Комментарий | 0

Любимый мой

 

 

Повесть

 

 

 

 

                  Это повесть о сверстнике автора Иване Осташове – от младенчества героя до смерти. Говорят в ней знакомые Ивана. Мнение рассказчиков – Степанова, Лысковой, Восковцева – не совпадает с мнением автора повести. Но они сказали все, что автору нужно.

 
 

Глава 1

 
 
 
Память
 
 
 
                 
От автора

Рассказ ведется в 2000 году. Степанов считает приятеля Ивана Осташова знаменитым математиком.

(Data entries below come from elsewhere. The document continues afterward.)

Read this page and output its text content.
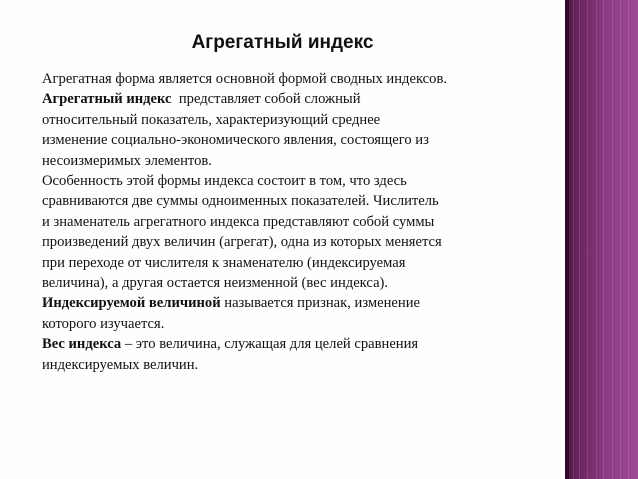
Агрегатный индекс
Агрегатная форма является основной формой сводных индексов.
Агрегатный индекс  представляет собой сложный
относительный показатель, характеризующий среднее
изменение социально-экономического явления, состоящего из
несоизмеримых элементов.
Особенность этой формы индекса состоит в том, что здесь
сравниваются две суммы одноименных показателей. Числитель
и знаменатель агрегатного индекса представляют собой суммы
произведений двух величин (агрегат), одна из которых меняется
при переходе от числителя к знаменателю (индексируемая
величина), а другая остается неизменной (вес индекса).
Индексируемой величиной называется признак, изменение
которого изучается.
Вес индекса – это величина, служащая для целей сравнения
индексируемых величин.
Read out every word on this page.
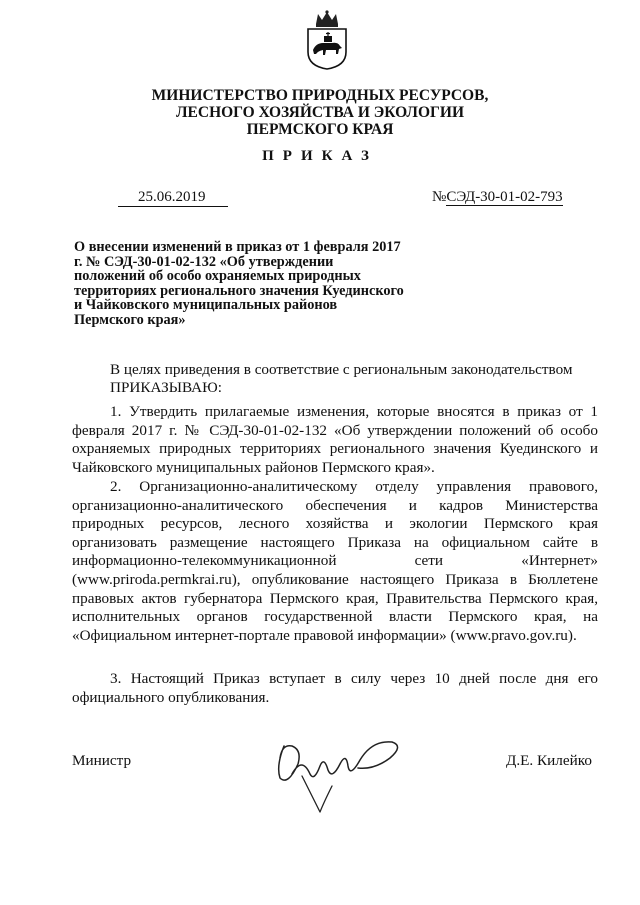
МИНИСТЕРСТВО ПРИРОДНЫХ РЕСУРСОВ,
ЛЕСНОГО ХОЗЯЙСТВА И ЭКОЛОГИИ
ПЕРМСКОГО КРАЯ
ПРИКАЗ
25.06.2019	№СЭД-30-01-02-793
О внесении изменений в приказ от 1 февраля 2017 г. № СЭД-30-01-02-132 «Об утверждении положений об особо охраняемых природных территориях регионального значения Куединского и Чайковского муниципальных районов Пермского края»
В целях приведения в соответствие с региональным законодательством
ПРИКАЗЫВАЮ:
1. Утвердить прилагаемые изменения, которые вносятся в приказ от 1 февраля 2017 г. № СЭД-30-01-02-132 «Об утверждении положений об особо охраняемых природных территориях регионального значения Куединского и Чайковского муниципальных районов Пермского края».
2. Организационно-аналитическому отделу управления правового, организационно-аналитического обеспечения и кадров Министерства природных ресурсов, лесного хозяйства и экологии Пермского края организовать размещение настоящего Приказа на официальном сайте в информационно-телекоммуникационной сети «Интернет» (www.priroda.permkrai.ru), опубликование настоящего Приказа в Бюллетене правовых актов губернатора Пермского края, Правительства Пермского края, исполнительных органов государственной власти Пермского края, на «Официальном интернет-портале правовой информации» (www.pravo.gov.ru).
3. Настоящий Приказ вступает в силу через 10 дней после дня его официального опубликования.
Министр	Д.Е. Килейко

После смерти Ивана подполковник едет на родину знаменитости.
 

 

Степанов, подполковник:

 

I

         – Как я здесь заору! – мама Осташова привела меня к входной двери. – Отец в больнице, я одна, на Ване черная одежа, черная сумка. И мне: «С днем ангела! Рождена ты сегодня?» Я и орать!        

– Зачем же кричали-то? – не понял я.        

– А я знаю? – сказала мама Вани. И замолчала отрешенно.        

– А Ваня? – напомнил я.        

– Он... – долго вспоминала она. – Вот сумка здесь упала, грохнулся сверток, он – на ногах не стоял, качаясь, шубу к вешалке уронил, бутылка из нее выпала. «Ба-а-тюшки!» – я все собирать... А он?        

И заплакала.        

– «Ка» – сказал. Вот за столом этим, – привела меня на кухню. – Вот на край сюда упала голова.        

И залилась слезами опять.        

– Послушайте, Анна Степановна, – когда я так обратился, рыдания прекратились. – Когда у вас день рождения?        

– В конце зимы, – произнесла она. – 6 марта. Ой, по паспорту в октябре.  А вам на что?        

– Постараюсь не забыть, – сказал я. Ваня умер в октябре.        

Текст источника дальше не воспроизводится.